Cyklon Tauktae z ogromną siłą uderzył w Indie. Służby ratownicze wciąż szukają zaginionych osób. Wszystko wskazuje na to, że to nie koniec gwałtownej i niebezpiecznej pogody, ponieważ na morzu formuje się kolejny cyklon.
U wschodnich wybrzeży Indii formuje się kolejny cyklon, który może uderzyć w ląd w przyszłym tygodniu. W poniedziałek w zachodnie wybrzeże kraju uderzył najsilniejszy od kilkudziesięciu lat cyklon Tauktae. Zginęło co najmniej 110 osób, nadal trwają poszukiwania ofiar. Indyjskie służby meteorologiczne ostrzegły w czwartek, że układ niskiego ciśnienia nad Zatoką Bengalską, u wschodniego wybrzeża Indii, może przerodzić się w cyklon tropikalny, który najprawdopodobniej dotrze do lądu w środę. Dodano, że zagrożone żywiołem będą stany Bengal Zachodni i Orisa.
Wciąż szukają ofiar
W poniedziałek w zachodnie wybrzeże Indii uderzył najpotężniejszy od dekad cyklon Tauktae, który spowodował śmierć co najmniej 110 osób.

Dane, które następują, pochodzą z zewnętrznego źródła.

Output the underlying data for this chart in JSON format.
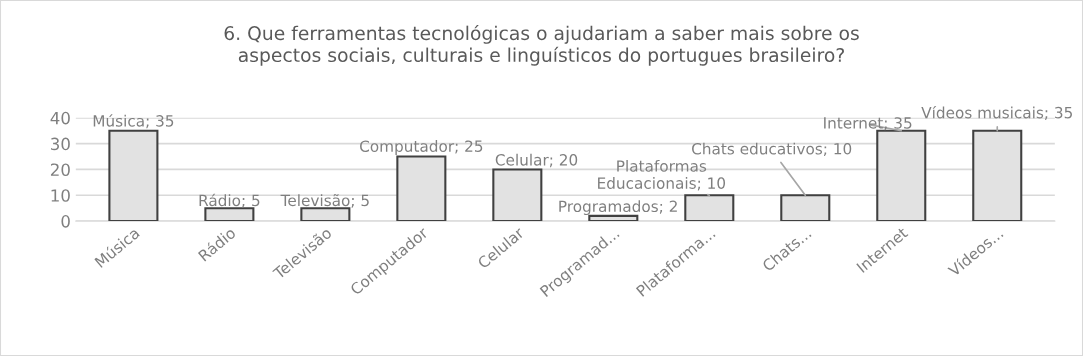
{
  "chart_data": {
    "type": "bar",
    "title": "6. Que ferramentas tecnológicas o ajudariam a saber mais sobre os\naspectos sociais, culturais e linguísticos do portugues brasileiro?",
    "categories": [
      "Música",
      "Rádio",
      "Televisão",
      "Computador",
      "Celular",
      "Programad...",
      "Plataforma...",
      "Chats...",
      "Internet",
      "Vídeos..."
    ],
    "values": [
      35,
      5,
      5,
      25,
      20,
      2,
      10,
      10,
      35,
      35
    ],
    "value_labels": [
      "Música; 35",
      "Rádio; 5",
      "Televisão; 5",
      "Computador; 25",
      "Celular; 20",
      "Programados; 2",
      "Plataformas\nEducacionais; 10",
      "Chats educativos; 10",
      "Internet; 35",
      "Vídeos musicais; 35"
    ],
    "color": "#e2e2e2",
    "ylim": [
      0,
      40
    ],
    "yticks": [
      0,
      10,
      20,
      30,
      40
    ],
    "grid": "y"
  }
}
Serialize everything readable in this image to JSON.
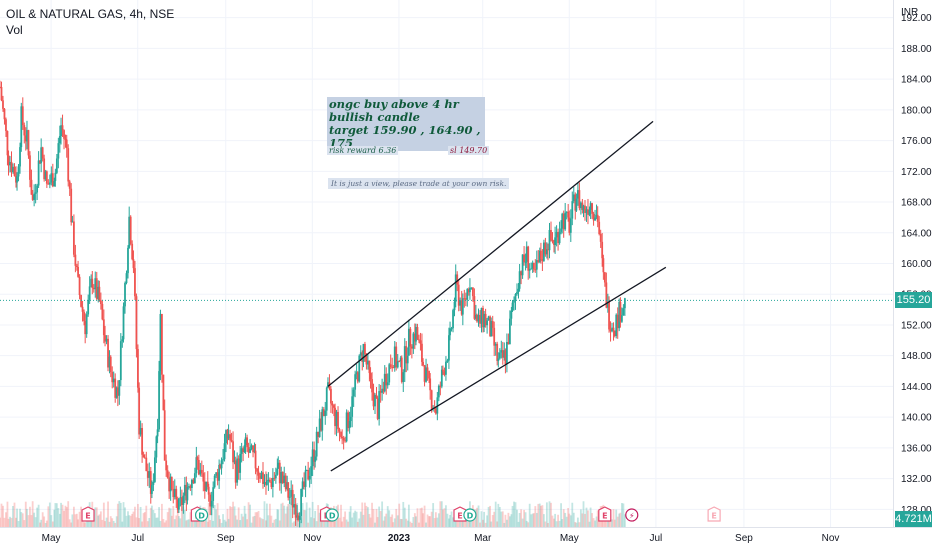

Najbardziej ucierpiał stan Gudźarat, w którym wiatr między innymi powalił dziesiątki tysięcy drzew, powodując przerwy w dostawie prądu. Region został również nawiedzony przez ulewne deszcze, żywioł zniszczył tysiące domów. Według lokalnych władz w Gudźaracie do środy potwierdzono śmierć 53 osób, ale lokalne media informują o większej liczbie ofiar. Około 200 tysięcy mieszkańców ewakuowano z zagrożonych terenów.
Cyklon uderzył także w stan Maharasztra i położone u wybrzeży Indii platformy wydobywcze oraz obsługujące je statki.
Wciąż trwają poszukiwania 38 osób, które najprawdopodobniej zatonęły na jednej z barek mieszkalnych. Wcześniej z platform i statków ewakuowano kilkaset osób, odnaleziono także ciała 37 ofiar.
Według ekspertów z powodu zmiany klimatu i ocieplenia temperatury mórz cyklony tropikalne w rejonie Indii są coraz częstsze i silniejsze.